Look for places where you could make the details do double-work.
Could a pattern foreshadow or link to a later part of the story? Could an ornament or texture hint at a detail about the broader world? What fabric pattern or graffiti or stamped grip or commercial label could make the unfolding story better or worse for the reader, whether through secrets or deepened affection or a deeper awareness of the meaning and consequences of the actions?
Bonus: Look at your setting again and start changing aspects of the surfaces.
See how each element changes the possibilities for the story, and where they begin to force changes to other elements.

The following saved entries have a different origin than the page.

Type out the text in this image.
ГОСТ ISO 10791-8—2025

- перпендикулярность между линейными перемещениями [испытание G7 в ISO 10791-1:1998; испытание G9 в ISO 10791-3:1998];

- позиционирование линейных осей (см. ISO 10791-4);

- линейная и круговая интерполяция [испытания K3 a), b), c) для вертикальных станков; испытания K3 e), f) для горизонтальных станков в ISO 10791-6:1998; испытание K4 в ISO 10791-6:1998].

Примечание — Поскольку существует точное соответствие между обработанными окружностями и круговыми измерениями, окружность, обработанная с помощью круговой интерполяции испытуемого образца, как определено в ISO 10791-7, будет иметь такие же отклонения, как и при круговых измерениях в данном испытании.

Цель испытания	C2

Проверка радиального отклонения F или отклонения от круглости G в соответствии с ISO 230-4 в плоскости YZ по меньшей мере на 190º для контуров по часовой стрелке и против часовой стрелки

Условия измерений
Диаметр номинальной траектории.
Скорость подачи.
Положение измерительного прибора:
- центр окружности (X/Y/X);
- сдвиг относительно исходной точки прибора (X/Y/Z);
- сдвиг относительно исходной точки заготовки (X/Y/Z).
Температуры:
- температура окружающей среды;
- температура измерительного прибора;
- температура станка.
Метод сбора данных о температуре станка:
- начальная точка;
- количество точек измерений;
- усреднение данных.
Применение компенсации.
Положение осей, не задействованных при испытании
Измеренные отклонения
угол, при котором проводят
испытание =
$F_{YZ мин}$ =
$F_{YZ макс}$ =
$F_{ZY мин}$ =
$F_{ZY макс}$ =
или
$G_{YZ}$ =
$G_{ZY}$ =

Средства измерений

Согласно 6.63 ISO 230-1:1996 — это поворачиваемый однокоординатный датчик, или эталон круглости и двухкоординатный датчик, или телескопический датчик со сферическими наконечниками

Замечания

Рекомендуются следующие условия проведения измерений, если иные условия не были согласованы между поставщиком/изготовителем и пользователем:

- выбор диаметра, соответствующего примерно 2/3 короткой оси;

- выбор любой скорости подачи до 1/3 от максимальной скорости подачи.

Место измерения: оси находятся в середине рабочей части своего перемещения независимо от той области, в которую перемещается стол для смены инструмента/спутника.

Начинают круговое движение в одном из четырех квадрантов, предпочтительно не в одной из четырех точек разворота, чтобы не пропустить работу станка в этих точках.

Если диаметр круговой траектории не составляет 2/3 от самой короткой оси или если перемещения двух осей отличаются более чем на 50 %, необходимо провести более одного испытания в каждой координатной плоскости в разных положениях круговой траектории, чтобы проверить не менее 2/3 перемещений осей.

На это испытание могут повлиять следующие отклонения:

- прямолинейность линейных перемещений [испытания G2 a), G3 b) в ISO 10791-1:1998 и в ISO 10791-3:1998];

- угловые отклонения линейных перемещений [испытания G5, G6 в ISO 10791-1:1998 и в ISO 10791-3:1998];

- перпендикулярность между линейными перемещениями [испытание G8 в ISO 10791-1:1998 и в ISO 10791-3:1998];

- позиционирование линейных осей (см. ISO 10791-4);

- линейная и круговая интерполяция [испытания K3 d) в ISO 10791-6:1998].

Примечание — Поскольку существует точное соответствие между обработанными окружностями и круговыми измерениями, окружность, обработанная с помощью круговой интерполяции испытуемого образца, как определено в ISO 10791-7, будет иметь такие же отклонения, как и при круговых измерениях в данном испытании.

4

Or pick a different emotion/aesthetic/genre and see how you could change the textures to reflect that.
For example, perhaps the furniture is of highly-polished dark wood, upholstered with stiff green velvet (worn but carefully mended), lichened with antimacassars and starched doilies, and the walls whitewashed so that the low sun casts every little dimple in the plaster into long shadows, and only useful herbs grow in the window box, and there is a painstaking and pious sampler on the wall, and a single book on civilised housekeeping, and a portrait of the sort done by travelling painters in which extreme care (if mediocre talent) has been applied to try and make three bears look like three very stiff and sober humans.
Finally: In a finished project, a little can go a long way. There are other artistic considerations than how to treat the surfaces, and too much detail can be overwhelming (and sometimes none is needed at all). But the exercise of thinking through the surfaces of a scene can bring its people and possibilities to life.